There are also M flight lines on the chess map. The i-th flight line can help Hzz fly from grid Xi to Yi (0<Xi<Yi<=N) without throwing the dice. If there is another flight line from Yi, Hzz can take the flight line continuously. It is granted that there is no two or more flight lines start from the same grid.

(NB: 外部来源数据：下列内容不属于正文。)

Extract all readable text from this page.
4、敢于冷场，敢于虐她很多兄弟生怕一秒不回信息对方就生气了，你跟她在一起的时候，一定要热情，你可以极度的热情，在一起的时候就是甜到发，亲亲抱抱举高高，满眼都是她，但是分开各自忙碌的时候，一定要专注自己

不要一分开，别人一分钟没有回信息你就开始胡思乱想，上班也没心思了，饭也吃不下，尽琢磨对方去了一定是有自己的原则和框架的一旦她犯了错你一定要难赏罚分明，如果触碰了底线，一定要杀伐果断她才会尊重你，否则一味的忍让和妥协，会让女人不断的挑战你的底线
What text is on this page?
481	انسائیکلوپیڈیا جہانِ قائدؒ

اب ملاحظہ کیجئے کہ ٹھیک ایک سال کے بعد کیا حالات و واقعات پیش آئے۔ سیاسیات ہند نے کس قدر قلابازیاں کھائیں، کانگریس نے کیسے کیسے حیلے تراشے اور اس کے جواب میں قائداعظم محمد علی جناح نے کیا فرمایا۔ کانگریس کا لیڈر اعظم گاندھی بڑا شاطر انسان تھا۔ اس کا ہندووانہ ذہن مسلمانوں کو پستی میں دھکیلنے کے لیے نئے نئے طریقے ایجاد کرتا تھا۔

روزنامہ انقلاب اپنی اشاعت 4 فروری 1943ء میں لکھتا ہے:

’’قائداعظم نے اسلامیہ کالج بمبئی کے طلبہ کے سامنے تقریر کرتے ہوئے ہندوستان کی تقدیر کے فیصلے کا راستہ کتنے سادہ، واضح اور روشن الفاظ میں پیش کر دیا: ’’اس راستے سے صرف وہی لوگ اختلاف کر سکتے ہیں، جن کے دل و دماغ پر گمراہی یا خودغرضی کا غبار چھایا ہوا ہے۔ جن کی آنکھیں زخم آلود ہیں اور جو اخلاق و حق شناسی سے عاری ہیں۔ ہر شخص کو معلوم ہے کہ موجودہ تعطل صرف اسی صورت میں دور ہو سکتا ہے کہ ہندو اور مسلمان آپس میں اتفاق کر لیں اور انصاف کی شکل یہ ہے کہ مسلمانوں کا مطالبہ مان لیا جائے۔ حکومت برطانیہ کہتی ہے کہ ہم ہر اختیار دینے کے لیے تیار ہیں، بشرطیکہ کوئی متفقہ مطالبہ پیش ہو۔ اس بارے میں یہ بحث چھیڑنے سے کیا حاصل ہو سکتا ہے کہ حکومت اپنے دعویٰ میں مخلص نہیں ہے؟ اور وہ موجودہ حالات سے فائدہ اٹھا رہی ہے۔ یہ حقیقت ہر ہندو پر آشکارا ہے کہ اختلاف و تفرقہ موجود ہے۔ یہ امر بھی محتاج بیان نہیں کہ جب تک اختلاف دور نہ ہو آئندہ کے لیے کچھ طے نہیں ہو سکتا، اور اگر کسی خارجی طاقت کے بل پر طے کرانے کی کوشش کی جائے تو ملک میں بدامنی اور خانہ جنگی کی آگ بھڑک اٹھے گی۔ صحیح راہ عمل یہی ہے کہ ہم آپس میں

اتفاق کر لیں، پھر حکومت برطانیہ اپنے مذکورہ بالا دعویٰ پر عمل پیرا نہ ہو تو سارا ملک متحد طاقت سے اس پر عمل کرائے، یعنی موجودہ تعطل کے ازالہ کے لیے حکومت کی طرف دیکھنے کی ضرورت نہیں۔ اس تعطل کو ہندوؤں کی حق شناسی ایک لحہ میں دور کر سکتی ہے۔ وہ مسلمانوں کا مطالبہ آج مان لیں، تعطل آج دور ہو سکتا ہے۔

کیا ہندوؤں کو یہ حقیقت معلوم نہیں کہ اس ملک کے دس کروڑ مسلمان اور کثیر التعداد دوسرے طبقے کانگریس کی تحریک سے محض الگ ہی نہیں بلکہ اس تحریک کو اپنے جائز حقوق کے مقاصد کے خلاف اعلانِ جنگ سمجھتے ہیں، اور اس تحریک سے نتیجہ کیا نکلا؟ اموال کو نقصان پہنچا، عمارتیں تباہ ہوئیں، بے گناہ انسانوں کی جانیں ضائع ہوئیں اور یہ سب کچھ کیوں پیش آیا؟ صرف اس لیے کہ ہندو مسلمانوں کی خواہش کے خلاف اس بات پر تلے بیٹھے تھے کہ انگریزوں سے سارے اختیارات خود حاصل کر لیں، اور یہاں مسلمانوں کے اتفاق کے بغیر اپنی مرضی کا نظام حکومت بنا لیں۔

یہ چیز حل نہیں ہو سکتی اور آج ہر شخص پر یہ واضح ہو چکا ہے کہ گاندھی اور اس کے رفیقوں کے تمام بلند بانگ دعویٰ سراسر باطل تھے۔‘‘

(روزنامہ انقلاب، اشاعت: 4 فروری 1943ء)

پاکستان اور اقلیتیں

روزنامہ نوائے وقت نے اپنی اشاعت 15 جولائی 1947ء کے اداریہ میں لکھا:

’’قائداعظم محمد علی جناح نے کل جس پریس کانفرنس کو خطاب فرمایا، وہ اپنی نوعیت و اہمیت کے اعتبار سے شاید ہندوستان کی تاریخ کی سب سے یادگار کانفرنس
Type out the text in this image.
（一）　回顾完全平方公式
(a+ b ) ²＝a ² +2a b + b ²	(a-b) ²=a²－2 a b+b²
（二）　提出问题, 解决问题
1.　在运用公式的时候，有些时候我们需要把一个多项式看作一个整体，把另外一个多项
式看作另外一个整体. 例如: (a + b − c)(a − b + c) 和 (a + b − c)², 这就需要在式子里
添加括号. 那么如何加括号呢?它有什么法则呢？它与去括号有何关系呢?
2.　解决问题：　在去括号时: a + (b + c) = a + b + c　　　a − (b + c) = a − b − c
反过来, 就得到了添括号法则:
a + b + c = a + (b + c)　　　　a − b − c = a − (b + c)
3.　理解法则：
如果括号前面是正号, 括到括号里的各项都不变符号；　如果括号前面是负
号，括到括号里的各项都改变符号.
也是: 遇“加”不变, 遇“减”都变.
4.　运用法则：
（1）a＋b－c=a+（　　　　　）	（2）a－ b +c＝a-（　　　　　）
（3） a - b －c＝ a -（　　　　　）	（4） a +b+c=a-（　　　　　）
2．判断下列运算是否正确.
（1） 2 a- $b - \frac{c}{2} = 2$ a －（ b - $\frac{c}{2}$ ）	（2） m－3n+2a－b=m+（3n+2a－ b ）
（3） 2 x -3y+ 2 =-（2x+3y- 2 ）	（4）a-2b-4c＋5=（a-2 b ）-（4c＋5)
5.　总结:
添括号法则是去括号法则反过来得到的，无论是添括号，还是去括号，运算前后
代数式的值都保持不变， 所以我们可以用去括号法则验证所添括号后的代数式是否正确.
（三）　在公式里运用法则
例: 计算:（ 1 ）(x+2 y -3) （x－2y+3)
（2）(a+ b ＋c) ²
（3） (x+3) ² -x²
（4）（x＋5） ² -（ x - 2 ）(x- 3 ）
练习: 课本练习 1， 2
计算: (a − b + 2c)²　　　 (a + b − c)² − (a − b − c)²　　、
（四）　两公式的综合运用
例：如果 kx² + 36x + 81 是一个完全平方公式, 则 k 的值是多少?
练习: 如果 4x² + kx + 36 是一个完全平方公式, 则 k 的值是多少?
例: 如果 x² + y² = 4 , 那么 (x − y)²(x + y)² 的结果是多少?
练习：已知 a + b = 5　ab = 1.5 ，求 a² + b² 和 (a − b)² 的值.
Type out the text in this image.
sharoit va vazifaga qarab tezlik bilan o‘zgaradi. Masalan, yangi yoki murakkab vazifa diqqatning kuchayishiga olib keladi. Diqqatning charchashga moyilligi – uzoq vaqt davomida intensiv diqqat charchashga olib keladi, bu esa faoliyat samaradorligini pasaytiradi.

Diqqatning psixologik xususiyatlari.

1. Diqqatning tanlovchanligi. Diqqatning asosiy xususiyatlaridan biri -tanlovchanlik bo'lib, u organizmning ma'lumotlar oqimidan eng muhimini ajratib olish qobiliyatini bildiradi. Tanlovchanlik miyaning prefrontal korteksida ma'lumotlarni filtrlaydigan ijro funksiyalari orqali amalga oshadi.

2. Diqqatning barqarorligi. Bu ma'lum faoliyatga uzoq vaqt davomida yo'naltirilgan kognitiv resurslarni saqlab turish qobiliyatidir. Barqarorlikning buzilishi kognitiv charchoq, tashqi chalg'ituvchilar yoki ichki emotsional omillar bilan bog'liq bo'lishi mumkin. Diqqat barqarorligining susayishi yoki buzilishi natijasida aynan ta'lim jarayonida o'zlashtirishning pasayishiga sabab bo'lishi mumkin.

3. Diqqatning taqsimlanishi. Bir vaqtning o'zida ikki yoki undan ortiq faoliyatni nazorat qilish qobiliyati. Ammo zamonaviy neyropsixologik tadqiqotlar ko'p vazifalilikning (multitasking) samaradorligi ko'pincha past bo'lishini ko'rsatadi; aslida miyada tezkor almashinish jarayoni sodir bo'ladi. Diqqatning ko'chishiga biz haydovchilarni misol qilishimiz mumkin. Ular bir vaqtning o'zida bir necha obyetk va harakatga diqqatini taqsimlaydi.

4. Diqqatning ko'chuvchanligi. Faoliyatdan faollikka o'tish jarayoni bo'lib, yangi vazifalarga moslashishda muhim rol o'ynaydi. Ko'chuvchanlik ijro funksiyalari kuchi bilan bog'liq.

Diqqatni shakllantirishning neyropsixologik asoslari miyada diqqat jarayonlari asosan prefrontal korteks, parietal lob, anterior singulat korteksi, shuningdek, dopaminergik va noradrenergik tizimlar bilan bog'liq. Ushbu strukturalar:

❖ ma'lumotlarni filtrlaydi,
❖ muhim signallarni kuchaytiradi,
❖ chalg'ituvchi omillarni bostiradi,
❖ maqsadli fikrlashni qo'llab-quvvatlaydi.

Please help Hzz calculate the expected dice throwing times to finish the game.
 

Input
There are multiple test cases.
Each test case contains several lines.
The first line contains two integers N(1≤N≤100000) and M(0≤M≤1000).
Then M lines follow, each line contains two integers Xi,Yi(1≤Xi<Yi≤N).  
The input end with N=0, M=0.
 

Output
For each test case in the input, you should output a line indicating the expected dice throwing times. Output should be rounded to 4 digits after decimal point.
 

Sample Input
2 0 8 3 2 4 4 5 7 8 0 0
 

Sample Output
1.1667 2.3441


题目大意:求飞行棋从0到n的期望掷骰子点数,其中还有xi可以直接飞到yi的点,可以连飞。


思路:虽然不是很难,第一道自己写的概率dp还是应该纪念一下。求期望用逆推的方式,dp[i]表示从点i到n还需要的期望。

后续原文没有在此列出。